I'm familiar with the argument that an innocent baby shouldn't suffer because of the crime of another. That said there always comes a point when the discussion turns into a clash of opinions, with current legal opinions largely being that the fetus doesn't count as a human. It's good to have rational arguments to offer, particularly to people who don't particularly want an abortion but feel like there's no other way out.
As far as rape is concerned it seems like the kind of issue where it's easy to make proclamations as to what the unwitting and unwilling mother-to-be should do, from a safe space of being a man who can never find himself facing such a decision. Even setting aside the financial costs of dealing with a pregnancy and giving birth the physiological changes leading up to the birth, the potential for post-natal depression etc, not to mention to potential for emotional issues following a decision to give up the child for adoption, it provides lots of handy ammunition for those wanting to make a case along the lines of "why should the woman suffer all this on top of the trauma of being raped?"

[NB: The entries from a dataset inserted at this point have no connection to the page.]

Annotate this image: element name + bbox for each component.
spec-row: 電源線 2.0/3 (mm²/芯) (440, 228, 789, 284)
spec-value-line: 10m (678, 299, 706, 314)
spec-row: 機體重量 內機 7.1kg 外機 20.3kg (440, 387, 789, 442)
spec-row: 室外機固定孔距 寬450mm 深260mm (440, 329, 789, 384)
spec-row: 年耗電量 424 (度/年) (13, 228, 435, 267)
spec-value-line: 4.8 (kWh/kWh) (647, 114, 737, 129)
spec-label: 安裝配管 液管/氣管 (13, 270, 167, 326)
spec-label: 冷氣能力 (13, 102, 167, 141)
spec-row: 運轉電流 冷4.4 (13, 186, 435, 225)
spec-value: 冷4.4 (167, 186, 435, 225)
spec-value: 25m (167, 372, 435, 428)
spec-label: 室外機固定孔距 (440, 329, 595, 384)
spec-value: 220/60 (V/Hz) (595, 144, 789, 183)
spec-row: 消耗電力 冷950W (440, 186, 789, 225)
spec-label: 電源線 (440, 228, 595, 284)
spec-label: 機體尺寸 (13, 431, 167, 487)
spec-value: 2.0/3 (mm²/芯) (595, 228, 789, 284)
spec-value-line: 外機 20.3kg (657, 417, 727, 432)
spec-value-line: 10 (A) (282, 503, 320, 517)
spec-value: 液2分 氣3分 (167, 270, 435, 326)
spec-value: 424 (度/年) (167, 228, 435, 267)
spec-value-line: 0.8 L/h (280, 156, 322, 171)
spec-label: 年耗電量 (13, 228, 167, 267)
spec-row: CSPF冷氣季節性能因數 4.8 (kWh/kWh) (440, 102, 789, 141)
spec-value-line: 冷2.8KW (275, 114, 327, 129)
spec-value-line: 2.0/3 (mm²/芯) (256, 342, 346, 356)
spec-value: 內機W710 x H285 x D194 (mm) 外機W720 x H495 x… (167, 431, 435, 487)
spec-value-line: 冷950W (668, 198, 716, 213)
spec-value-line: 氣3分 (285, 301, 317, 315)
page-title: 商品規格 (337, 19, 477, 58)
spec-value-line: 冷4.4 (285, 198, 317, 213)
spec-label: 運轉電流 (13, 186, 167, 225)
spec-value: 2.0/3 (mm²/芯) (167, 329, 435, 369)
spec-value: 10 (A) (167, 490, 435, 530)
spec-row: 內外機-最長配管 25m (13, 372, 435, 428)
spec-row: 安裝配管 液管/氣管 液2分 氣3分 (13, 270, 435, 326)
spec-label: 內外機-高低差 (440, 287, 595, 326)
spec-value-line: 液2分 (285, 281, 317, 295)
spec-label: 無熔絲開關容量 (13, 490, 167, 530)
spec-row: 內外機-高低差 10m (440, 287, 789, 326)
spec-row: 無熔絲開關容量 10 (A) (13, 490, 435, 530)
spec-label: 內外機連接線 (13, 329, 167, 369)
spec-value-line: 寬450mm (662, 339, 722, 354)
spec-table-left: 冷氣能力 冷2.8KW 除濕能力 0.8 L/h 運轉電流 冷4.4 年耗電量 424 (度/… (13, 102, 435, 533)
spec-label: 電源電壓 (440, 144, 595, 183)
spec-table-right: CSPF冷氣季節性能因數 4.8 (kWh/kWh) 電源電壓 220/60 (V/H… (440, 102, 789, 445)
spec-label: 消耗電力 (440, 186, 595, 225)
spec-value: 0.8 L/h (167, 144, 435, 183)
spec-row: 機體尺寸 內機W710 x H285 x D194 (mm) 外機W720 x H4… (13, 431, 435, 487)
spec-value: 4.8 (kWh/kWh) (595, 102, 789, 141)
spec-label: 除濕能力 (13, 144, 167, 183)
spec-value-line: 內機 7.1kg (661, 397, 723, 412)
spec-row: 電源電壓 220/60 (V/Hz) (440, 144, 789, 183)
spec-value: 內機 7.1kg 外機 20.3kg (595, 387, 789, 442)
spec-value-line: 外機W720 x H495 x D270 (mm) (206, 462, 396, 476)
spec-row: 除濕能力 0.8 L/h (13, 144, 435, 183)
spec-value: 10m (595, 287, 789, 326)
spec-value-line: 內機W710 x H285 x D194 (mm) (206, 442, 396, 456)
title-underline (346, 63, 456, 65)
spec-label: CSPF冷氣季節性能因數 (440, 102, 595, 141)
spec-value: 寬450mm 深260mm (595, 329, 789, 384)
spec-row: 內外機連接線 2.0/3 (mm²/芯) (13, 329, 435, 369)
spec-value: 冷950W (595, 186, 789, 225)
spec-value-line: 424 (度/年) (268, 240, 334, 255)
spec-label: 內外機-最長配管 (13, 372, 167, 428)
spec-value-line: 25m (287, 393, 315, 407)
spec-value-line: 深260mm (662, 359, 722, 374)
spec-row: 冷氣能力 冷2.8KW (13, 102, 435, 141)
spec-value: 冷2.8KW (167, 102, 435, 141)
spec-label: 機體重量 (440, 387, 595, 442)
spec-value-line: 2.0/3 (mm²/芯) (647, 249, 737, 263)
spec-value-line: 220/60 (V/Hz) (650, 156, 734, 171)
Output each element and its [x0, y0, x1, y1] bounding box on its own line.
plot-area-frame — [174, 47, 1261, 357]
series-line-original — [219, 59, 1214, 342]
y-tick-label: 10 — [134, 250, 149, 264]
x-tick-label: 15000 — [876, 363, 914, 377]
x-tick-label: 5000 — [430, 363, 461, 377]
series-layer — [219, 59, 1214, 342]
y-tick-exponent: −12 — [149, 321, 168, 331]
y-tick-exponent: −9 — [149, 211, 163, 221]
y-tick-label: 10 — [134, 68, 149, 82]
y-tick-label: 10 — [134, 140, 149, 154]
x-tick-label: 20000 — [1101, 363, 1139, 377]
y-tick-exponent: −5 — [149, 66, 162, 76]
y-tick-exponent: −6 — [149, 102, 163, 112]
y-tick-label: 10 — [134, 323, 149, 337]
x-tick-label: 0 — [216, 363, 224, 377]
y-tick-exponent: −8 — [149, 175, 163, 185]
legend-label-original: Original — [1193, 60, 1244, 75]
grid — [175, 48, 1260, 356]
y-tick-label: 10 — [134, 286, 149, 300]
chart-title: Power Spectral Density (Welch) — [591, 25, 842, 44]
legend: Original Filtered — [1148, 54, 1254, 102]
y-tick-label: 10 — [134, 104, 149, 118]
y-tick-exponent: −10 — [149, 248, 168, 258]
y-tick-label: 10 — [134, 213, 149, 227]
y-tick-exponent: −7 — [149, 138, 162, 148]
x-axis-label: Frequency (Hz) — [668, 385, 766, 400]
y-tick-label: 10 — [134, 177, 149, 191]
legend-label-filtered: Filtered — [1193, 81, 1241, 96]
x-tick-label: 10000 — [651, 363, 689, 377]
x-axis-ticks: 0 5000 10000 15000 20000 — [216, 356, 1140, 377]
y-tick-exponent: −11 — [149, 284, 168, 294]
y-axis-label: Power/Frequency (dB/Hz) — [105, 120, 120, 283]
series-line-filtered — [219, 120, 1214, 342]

I find the notion of abortion to be morally unacceptable and yet, if I'm honest, if my wife had ever been raped and ended up pregnant, I don't know how I'd have handled the thought of raising a child knowing that every time it called me "daddy" it would remind me of what had happened. And of course that's coming from a position when it hadn't happened to me directly, and living in a country where you don't get a bill for north of $10,000 just because you went into hospital to give birth.